The SmarK Rant for NWA Worldwide – 04.05.86
By Scott Keith on 21 April 2026
The SmarK Rant for NWA Worldwide – 04.05.86
Originally written 04.15.26
Taped from somewhere not known
Your hosts are Tony Schiavone & David Crockett
Paul Jones joins us to start with his new army fatigues, along with the Baron and Pez Whatley. Together they are Paul Jones’ Army and will do everything in military manner. And he’s only got one target right now: Jimmy Valiant.
Gorgeous Jimmy Garvin v. Ben Alexander
Today I learned that Sharp Dressed Man actually uses a drum machine for the studio version. The crowd chants for Wahoo, so Garvin slugs away and finishes with a clothesline and brainbuster at 1:10.
Ronnie Garvin joins David, and he’s got Flair’s number. So we take a look back at a promo from World Championship Wrestling, as Flair presents Ricky Morton with a training bra to give to one of his fans. Because he likes the BIG GIRLS, see, and Ricky likes all the little teeny boppers. Flair doesn’t care if the people love him or hate him, because he loves himself and he knows he’s the best in the world. That’s actually very healthy. But then Morton attacks him and they brawl into the ring, with Ricky beating on him and suplexing him into the ring. Back to Garvin in the studio, as Ronnie notes that Flair has bitten off more than he can chew, and also he’s going to win the Crockett Cup with Magnum.
Magnum TA, the PRIDE OF AMERICA, joins David, and he’s sick of the Russians. So we take you back to Mid-Atlantic Wrestling, as Uncle Ivan beats Rocky King in a squash and then Nikita beats on him with the chain for good measure. But TA quickly makes the save and hangs Nikita with his own chain. Hangman Page was probably taking notes there.
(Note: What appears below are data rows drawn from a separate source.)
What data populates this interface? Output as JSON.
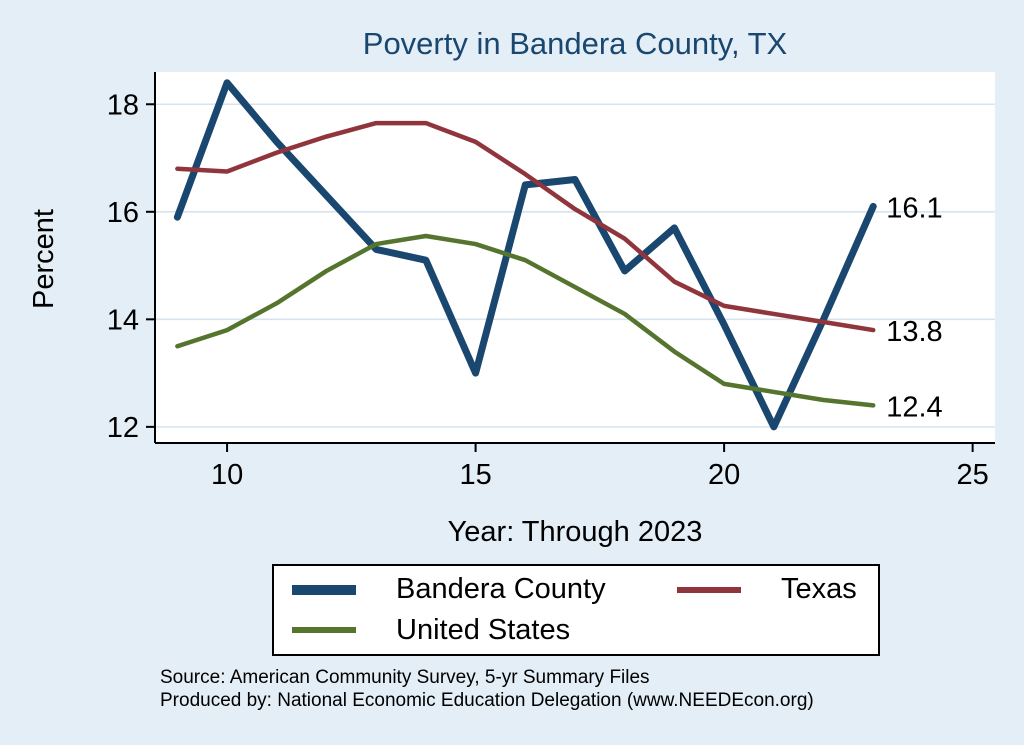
{
  "title": "Poverty in Bandera County, TX",
  "colors": {
    "background": "#e3eef6",
    "plot_background": "#ffffff",
    "gridline": "#d7e4ef",
    "axis": "#000000",
    "title": "#1a476f"
  },
  "chart_data": {
    "type": "line",
    "title": "Poverty in Bandera County, TX",
    "xlabel": "Year: Through 2023",
    "ylabel": "Percent",
    "xticks": [
      10,
      15,
      20,
      25
    ],
    "yticks": [
      12,
      14,
      16,
      18
    ],
    "xlim": [
      8.55,
      25.45
    ],
    "ylim": [
      11.7,
      18.6
    ],
    "grid": true,
    "legend_position": "bottom",
    "x": [
      9,
      10,
      11,
      12,
      13,
      14,
      15,
      16,
      17,
      18,
      19,
      20,
      21,
      22,
      23
    ],
    "series": [
      {
        "name": "Bandera County",
        "color": "#1a476f",
        "line_width": 7,
        "values": [
          15.9,
          18.4,
          17.3,
          16.3,
          15.3,
          15.1,
          13.0,
          16.5,
          16.6,
          14.9,
          15.7,
          13.9,
          12.0,
          14.0,
          16.1
        ],
        "end_label": "16.1"
      },
      {
        "name": "Texas",
        "color": "#90353b",
        "line_width": 4.5,
        "values": [
          16.8,
          16.75,
          17.1,
          17.4,
          17.65,
          17.65,
          17.3,
          16.7,
          16.05,
          15.5,
          14.7,
          14.25,
          14.1,
          13.95,
          13.8
        ],
        "end_label": "13.8"
      },
      {
        "name": "United States",
        "color": "#55752f",
        "line_width": 4.5,
        "values": [
          13.5,
          13.8,
          14.3,
          14.9,
          15.4,
          15.55,
          15.4,
          15.1,
          14.6,
          14.1,
          13.4,
          12.8,
          12.65,
          12.5,
          12.4
        ],
        "end_label": "12.4"
      }
    ]
  },
  "footer": {
    "source": "Source: American Community Survey, 5-yr Summary Files",
    "produced_by": "Produced by: National Economic Education Delegation (www.NEEDEcon.org)"
  }
}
Ronnie Garvin v. Ron Rossi
Ron chops the crap out of the geek and suplexes him into a double stomp, and finishes with Hands of Stone at 1:11.
Tully Blanchard joins David, complaining about Garvin throwing illegal punches and he’s all wound up and demands JJ get him some more TV time to finish his rant.
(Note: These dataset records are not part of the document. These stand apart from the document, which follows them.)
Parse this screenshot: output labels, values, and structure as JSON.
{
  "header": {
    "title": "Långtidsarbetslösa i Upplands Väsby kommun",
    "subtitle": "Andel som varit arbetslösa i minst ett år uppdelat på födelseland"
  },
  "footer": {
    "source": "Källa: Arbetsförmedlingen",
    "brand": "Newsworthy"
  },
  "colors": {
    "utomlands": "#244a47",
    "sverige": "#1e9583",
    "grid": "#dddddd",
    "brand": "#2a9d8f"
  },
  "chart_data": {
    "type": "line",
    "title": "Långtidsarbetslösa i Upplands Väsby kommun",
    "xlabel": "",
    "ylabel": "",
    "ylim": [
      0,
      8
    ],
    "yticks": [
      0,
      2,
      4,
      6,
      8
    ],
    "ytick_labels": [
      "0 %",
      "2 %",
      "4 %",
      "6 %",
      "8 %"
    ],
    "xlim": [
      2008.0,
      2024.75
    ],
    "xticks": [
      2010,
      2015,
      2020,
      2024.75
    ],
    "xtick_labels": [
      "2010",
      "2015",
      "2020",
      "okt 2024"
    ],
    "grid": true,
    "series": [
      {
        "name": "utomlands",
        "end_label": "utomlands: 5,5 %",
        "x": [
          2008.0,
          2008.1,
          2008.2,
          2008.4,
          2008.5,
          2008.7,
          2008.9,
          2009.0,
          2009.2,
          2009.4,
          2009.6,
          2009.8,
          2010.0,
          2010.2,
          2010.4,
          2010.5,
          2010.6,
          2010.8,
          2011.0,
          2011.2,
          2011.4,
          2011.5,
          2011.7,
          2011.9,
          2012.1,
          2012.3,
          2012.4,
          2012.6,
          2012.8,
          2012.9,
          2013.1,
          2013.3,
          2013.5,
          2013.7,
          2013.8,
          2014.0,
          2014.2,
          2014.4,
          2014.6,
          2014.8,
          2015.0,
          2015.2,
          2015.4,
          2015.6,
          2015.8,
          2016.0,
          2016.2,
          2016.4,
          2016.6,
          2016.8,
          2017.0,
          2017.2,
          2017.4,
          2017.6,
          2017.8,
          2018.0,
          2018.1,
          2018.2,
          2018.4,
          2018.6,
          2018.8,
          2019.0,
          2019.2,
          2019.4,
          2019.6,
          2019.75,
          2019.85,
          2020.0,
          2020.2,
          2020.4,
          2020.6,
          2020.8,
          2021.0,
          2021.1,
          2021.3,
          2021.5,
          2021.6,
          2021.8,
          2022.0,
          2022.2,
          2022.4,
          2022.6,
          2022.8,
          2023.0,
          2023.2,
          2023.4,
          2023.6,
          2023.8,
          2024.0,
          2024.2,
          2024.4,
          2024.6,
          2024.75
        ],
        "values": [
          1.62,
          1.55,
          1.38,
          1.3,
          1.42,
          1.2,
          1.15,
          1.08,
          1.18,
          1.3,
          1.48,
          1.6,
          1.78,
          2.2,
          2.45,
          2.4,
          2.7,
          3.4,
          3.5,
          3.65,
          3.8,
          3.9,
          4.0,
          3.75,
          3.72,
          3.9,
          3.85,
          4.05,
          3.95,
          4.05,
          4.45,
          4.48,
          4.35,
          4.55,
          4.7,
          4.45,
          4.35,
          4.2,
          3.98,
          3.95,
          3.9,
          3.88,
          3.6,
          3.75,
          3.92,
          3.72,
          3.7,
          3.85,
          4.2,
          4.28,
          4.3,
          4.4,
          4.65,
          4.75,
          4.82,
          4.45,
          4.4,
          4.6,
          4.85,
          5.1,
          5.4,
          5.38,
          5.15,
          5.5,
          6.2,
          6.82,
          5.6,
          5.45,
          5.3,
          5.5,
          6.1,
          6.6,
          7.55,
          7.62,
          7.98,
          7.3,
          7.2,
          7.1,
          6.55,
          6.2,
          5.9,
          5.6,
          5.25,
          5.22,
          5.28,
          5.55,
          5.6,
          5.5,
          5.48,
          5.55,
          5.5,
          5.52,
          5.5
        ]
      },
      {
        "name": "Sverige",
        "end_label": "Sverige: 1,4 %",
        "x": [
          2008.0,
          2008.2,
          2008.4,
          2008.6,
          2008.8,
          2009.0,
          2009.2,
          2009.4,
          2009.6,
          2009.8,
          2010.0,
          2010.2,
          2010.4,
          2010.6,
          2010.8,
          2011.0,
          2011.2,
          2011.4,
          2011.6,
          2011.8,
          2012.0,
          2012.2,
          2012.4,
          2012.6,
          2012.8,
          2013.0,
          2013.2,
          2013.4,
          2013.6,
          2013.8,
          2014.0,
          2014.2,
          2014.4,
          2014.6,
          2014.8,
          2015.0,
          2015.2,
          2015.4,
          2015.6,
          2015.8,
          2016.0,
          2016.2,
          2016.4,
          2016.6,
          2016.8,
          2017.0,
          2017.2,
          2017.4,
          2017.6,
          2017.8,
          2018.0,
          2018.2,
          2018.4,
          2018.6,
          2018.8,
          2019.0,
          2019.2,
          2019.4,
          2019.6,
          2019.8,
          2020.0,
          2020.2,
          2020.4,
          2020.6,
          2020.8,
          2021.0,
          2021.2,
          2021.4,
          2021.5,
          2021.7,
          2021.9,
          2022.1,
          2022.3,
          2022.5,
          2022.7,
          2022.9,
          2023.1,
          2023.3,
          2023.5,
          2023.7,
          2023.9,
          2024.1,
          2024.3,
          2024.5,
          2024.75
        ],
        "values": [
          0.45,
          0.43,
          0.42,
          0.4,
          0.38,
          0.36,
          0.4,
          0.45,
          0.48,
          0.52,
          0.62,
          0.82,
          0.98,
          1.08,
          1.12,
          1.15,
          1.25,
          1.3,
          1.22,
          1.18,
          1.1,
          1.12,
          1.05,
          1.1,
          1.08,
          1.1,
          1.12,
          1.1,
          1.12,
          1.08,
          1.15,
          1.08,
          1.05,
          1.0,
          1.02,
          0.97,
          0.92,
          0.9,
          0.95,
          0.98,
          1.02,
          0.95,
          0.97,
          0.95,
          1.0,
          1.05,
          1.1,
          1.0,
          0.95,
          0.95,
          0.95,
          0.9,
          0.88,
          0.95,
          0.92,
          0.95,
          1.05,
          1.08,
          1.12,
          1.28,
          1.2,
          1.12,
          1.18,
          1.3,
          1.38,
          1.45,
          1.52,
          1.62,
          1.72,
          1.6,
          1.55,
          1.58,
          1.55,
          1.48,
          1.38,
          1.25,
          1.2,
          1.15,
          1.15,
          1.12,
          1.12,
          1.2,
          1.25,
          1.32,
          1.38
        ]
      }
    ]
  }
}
Hector Guerrero v. Vern Deaton
Hector takes Deaton down and ties him up in a bow and arrow before rolling menacingly around the ring and then he SWEEPS THE LEG for two. Hector with a kneebar, but Vern rakes the eyes to break and pounds away on him. Deaton with a backdrop, but he tries a headlock and Hector suplexes out of it and follows with a backbreaker. And then he spins in the air and splashes him for the pin at 3:23. Kind of a disappointing squash.
Wahoo McDaniel v. David Dellinger
Holy shit, Wahoo actually showed up this week! I thought he was cowering in fear of Jimmy Garvin. Wahoo takes him down and goes to a chinlock, and then finishes him off with the big chop at 2:43.
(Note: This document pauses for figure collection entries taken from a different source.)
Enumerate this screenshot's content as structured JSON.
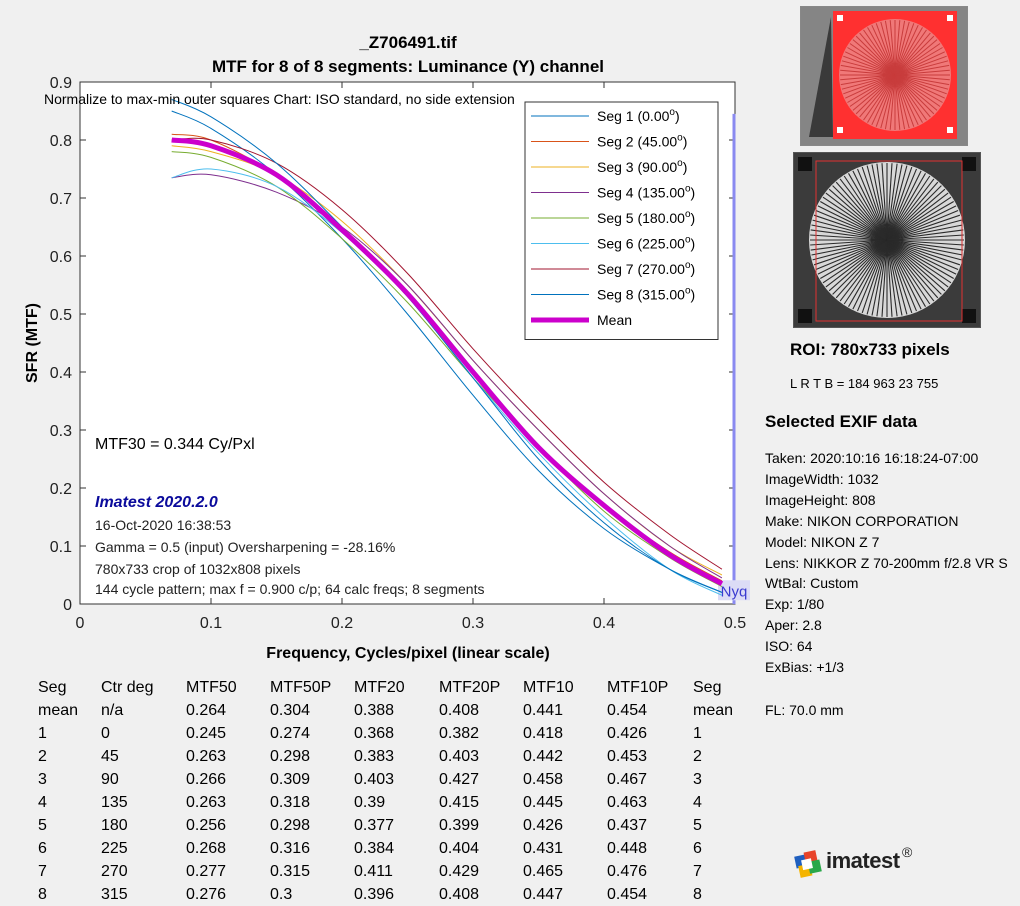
{
  "chart_data": {
    "type": "line",
    "title": "_Z706491.tif",
    "subtitle": "MTF for 8 of 8 segments:  Luminance (Y) channel",
    "xlabel": "Frequency, Cycles/pixel (linear scale)",
    "ylabel": "SFR (MTF)",
    "xlim": [
      0,
      0.5
    ],
    "ylim": [
      0,
      0.9
    ],
    "xticks": [
      "0",
      "0.1",
      "0.2",
      "0.3",
      "0.4",
      "0.5"
    ],
    "yticks": [
      "0",
      "0.1",
      "0.2",
      "0.3",
      "0.4",
      "0.5",
      "0.6",
      "0.7",
      "0.8",
      "0.9"
    ],
    "grid": false,
    "legend_position": "top-right",
    "nyquist_label": "Nyq",
    "nyquist_x": 0.5,
    "series": [
      {
        "name": "Seg 1 (0.00",
        "name_sup": "o",
        "name_end": ")",
        "color": "#0072BD",
        "width": 1,
        "points": [
          [
            0.07,
            0.85
          ],
          [
            0.1,
            0.82
          ],
          [
            0.15,
            0.74
          ],
          [
            0.2,
            0.63
          ],
          [
            0.25,
            0.5
          ],
          [
            0.3,
            0.36
          ],
          [
            0.35,
            0.23
          ],
          [
            0.4,
            0.13
          ],
          [
            0.45,
            0.06
          ],
          [
            0.49,
            0.02
          ]
        ]
      },
      {
        "name": "Seg 2 (45.00",
        "name_sup": "o",
        "name_end": ")",
        "color": "#D95319",
        "width": 1,
        "points": [
          [
            0.07,
            0.81
          ],
          [
            0.1,
            0.8
          ],
          [
            0.15,
            0.74
          ],
          [
            0.2,
            0.65
          ],
          [
            0.25,
            0.53
          ],
          [
            0.3,
            0.4
          ],
          [
            0.35,
            0.27
          ],
          [
            0.4,
            0.17
          ],
          [
            0.45,
            0.09
          ],
          [
            0.49,
            0.04
          ]
        ]
      },
      {
        "name": "Seg 3 (90.00",
        "name_sup": "o",
        "name_end": ")",
        "color": "#EDB120",
        "width": 1,
        "points": [
          [
            0.07,
            0.79
          ],
          [
            0.1,
            0.78
          ],
          [
            0.15,
            0.74
          ],
          [
            0.2,
            0.66
          ],
          [
            0.25,
            0.55
          ],
          [
            0.3,
            0.42
          ],
          [
            0.35,
            0.3
          ],
          [
            0.4,
            0.19
          ],
          [
            0.45,
            0.1
          ],
          [
            0.49,
            0.05
          ]
        ]
      },
      {
        "name": "Seg 4 (135.00",
        "name_sup": "o",
        "name_end": ")",
        "color": "#7E2F8E",
        "width": 1,
        "points": [
          [
            0.07,
            0.735
          ],
          [
            0.1,
            0.74
          ],
          [
            0.15,
            0.71
          ],
          [
            0.2,
            0.65
          ],
          [
            0.25,
            0.55
          ],
          [
            0.3,
            0.42
          ],
          [
            0.35,
            0.3
          ],
          [
            0.4,
            0.19
          ],
          [
            0.45,
            0.1
          ],
          [
            0.49,
            0.045
          ]
        ]
      },
      {
        "name": "Seg 5 (180.00",
        "name_sup": "o",
        "name_end": ")",
        "color": "#77AC30",
        "width": 1,
        "points": [
          [
            0.07,
            0.78
          ],
          [
            0.1,
            0.77
          ],
          [
            0.15,
            0.72
          ],
          [
            0.2,
            0.63
          ],
          [
            0.25,
            0.52
          ],
          [
            0.3,
            0.39
          ],
          [
            0.35,
            0.27
          ],
          [
            0.4,
            0.16
          ],
          [
            0.45,
            0.08
          ],
          [
            0.49,
            0.03
          ]
        ]
      },
      {
        "name": "Seg 6 (225.00",
        "name_sup": "o",
        "name_end": ")",
        "color": "#4DBEEE",
        "width": 1,
        "points": [
          [
            0.07,
            0.735
          ],
          [
            0.1,
            0.75
          ],
          [
            0.15,
            0.72
          ],
          [
            0.2,
            0.64
          ],
          [
            0.25,
            0.53
          ],
          [
            0.3,
            0.39
          ],
          [
            0.35,
            0.26
          ],
          [
            0.4,
            0.15
          ],
          [
            0.45,
            0.06
          ],
          [
            0.49,
            0.015
          ]
        ]
      },
      {
        "name": "Seg 7 (270.00",
        "name_sup": "o",
        "name_end": ")",
        "color": "#A2142F",
        "width": 1,
        "points": [
          [
            0.07,
            0.8
          ],
          [
            0.1,
            0.8
          ],
          [
            0.15,
            0.76
          ],
          [
            0.2,
            0.68
          ],
          [
            0.25,
            0.57
          ],
          [
            0.3,
            0.44
          ],
          [
            0.35,
            0.32
          ],
          [
            0.4,
            0.21
          ],
          [
            0.45,
            0.12
          ],
          [
            0.49,
            0.06
          ]
        ]
      },
      {
        "name": "Seg 8 (315.00",
        "name_sup": "o",
        "name_end": ")",
        "color": "#0072BD",
        "width": 1,
        "points": [
          [
            0.07,
            0.87
          ],
          [
            0.1,
            0.84
          ],
          [
            0.15,
            0.76
          ],
          [
            0.2,
            0.65
          ],
          [
            0.25,
            0.53
          ],
          [
            0.3,
            0.39
          ],
          [
            0.35,
            0.25
          ],
          [
            0.4,
            0.14
          ],
          [
            0.45,
            0.06
          ],
          [
            0.49,
            0.02
          ]
        ]
      },
      {
        "name": "Mean",
        "name_sup": "",
        "name_end": "",
        "color": "#CC00CC",
        "width": 5,
        "points": [
          [
            0.07,
            0.8
          ],
          [
            0.1,
            0.79
          ],
          [
            0.15,
            0.74
          ],
          [
            0.2,
            0.645
          ],
          [
            0.25,
            0.535
          ],
          [
            0.3,
            0.4
          ],
          [
            0.35,
            0.27
          ],
          [
            0.4,
            0.17
          ],
          [
            0.45,
            0.085
          ],
          [
            0.49,
            0.035
          ]
        ]
      }
    ]
  },
  "annotations": {
    "normalize": "Normalize to max-min outer squares    Chart: ISO standard, no side extension",
    "mtf30": "MTF30 = 0.344 Cy/Pxl",
    "version": "Imatest 2020.2.0",
    "date": "16-Oct-2020 16:38:53",
    "gamma": "Gamma = 0.5 (input)  Oversharpening = -28.16%",
    "crop": "780x733 crop of 1032x808 pixels",
    "pattern": "144 cycle pattern; max f = 0.900 c/p;  64 calc freqs;  8 segments"
  },
  "roi": {
    "title": "ROI:  780x733 pixels",
    "lrtb": "L R  T B = 184 963  23 755"
  },
  "exif": {
    "title": "Selected EXIF data",
    "items": [
      "Taken: 2020:10:16 16:18:24-07:00",
      "ImageWidth:  1032",
      "ImageHeight:  808",
      "Make:  NIKON CORPORATION",
      "Model: NIKON Z 7",
      "Lens:  NIKKOR Z 70-200mm f/2.8 VR S",
      "WtBal:  Custom",
      "Exp:   1/80",
      "Aper:  2.8",
      "ISO:   64",
      "ExBias:  +1/3"
    ],
    "fl": "FL:  70.0 mm"
  },
  "table": {
    "headers": [
      "Seg",
      "Ctr deg",
      "MTF50",
      "MTF50P",
      "MTF20",
      "MTF20P",
      "MTF10",
      "MTF10P",
      "Seg"
    ],
    "rows": [
      [
        "mean",
        "n/a",
        "0.264",
        "0.304",
        "0.388",
        "0.408",
        "0.441",
        "0.454",
        "mean"
      ],
      [
        "1",
        "0",
        "0.245",
        "0.274",
        "0.368",
        "0.382",
        "0.418",
        "0.426",
        "1"
      ],
      [
        "2",
        "45",
        "0.263",
        "0.298",
        "0.383",
        "0.403",
        "0.442",
        "0.453",
        "2"
      ],
      [
        "3",
        "90",
        "0.266",
        "0.309",
        "0.403",
        "0.427",
        "0.458",
        "0.467",
        "3"
      ],
      [
        "4",
        "135",
        "0.263",
        "0.318",
        "0.39",
        "0.415",
        "0.445",
        "0.463",
        "4"
      ],
      [
        "5",
        "180",
        "0.256",
        "0.298",
        "0.377",
        "0.399",
        "0.426",
        "0.437",
        "5"
      ],
      [
        "6",
        "225",
        "0.268",
        "0.316",
        "0.384",
        "0.404",
        "0.431",
        "0.448",
        "6"
      ],
      [
        "7",
        "270",
        "0.277",
        "0.315",
        "0.411",
        "0.429",
        "0.465",
        "0.476",
        "7"
      ],
      [
        "8",
        "315",
        "0.276",
        "0.3",
        "0.396",
        "0.408",
        "0.447",
        "0.454",
        "8"
      ]
    ]
  },
  "logo": {
    "text": "imatest",
    "reg": "®"
  }
}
The Russians join David and the reports that Magnum has injured Nikita’s neck are FAKE NEWS. And now Magnum doesn’t realize what a brutal match he’s gotten himself into. And they’re picking off all the Crocket Cup teams one by one and they’re gonna show up for the Crockett Cup and win the one million American dollars for themselves.
Wahoo McDaniel joins David, and he’s here because Dusty asked him for help. He dropped a lot of things that he had going on and it cost him a lot of money, but he’d do anything for Dusty.
Shaska Whatley v. Rocky King
Pez has now demanded to be called SHASKA. They point out that Rocky was actually Whatley’s protégé and roommate, but not anymore. Shaska smacks him around and backdrops him before tossing him to the floor. Paul Jones gets some shots with the riding crop, drawing mad heat with his stupid military getup. Back in the ring, Shaska with a flying headbutt to finish at 2:02. Tony disrespectfully continues deadnaming him as Pistol Pez afterwards.
Ric Flair joins David, and unfortunately there’s only one Ric Flair and he only likes 4 or 5 women per night so he can’t satisfy the entire arena. As for Ricky Morton, he was just telling it like it is with the training bra jokes, and it’s Ricky’s fault that he can’t take it.
Magnum TA v. Tony Zane
Belly to belly finishes at 0:25.
BREAKING NEWS: We finally learn that EASTERN AIRLINES is the official airline of the Crockett Cup!
Ric Flair, Tully Blanchard & Arn Anderson v. George South, The Italian Stallion & Gene Ligon
South gets worked over in the Horsemen corner and Arn hits him with a spinebuster. Flair comes in with a butterfly suplex and abdominal stretch into a rollup for two, but the other jobbers try to save and get beaten down. And the episode cuts out there, so I assume they came back and had an inspirational win.
The history making announcement of Eastern Airlines wins the day here!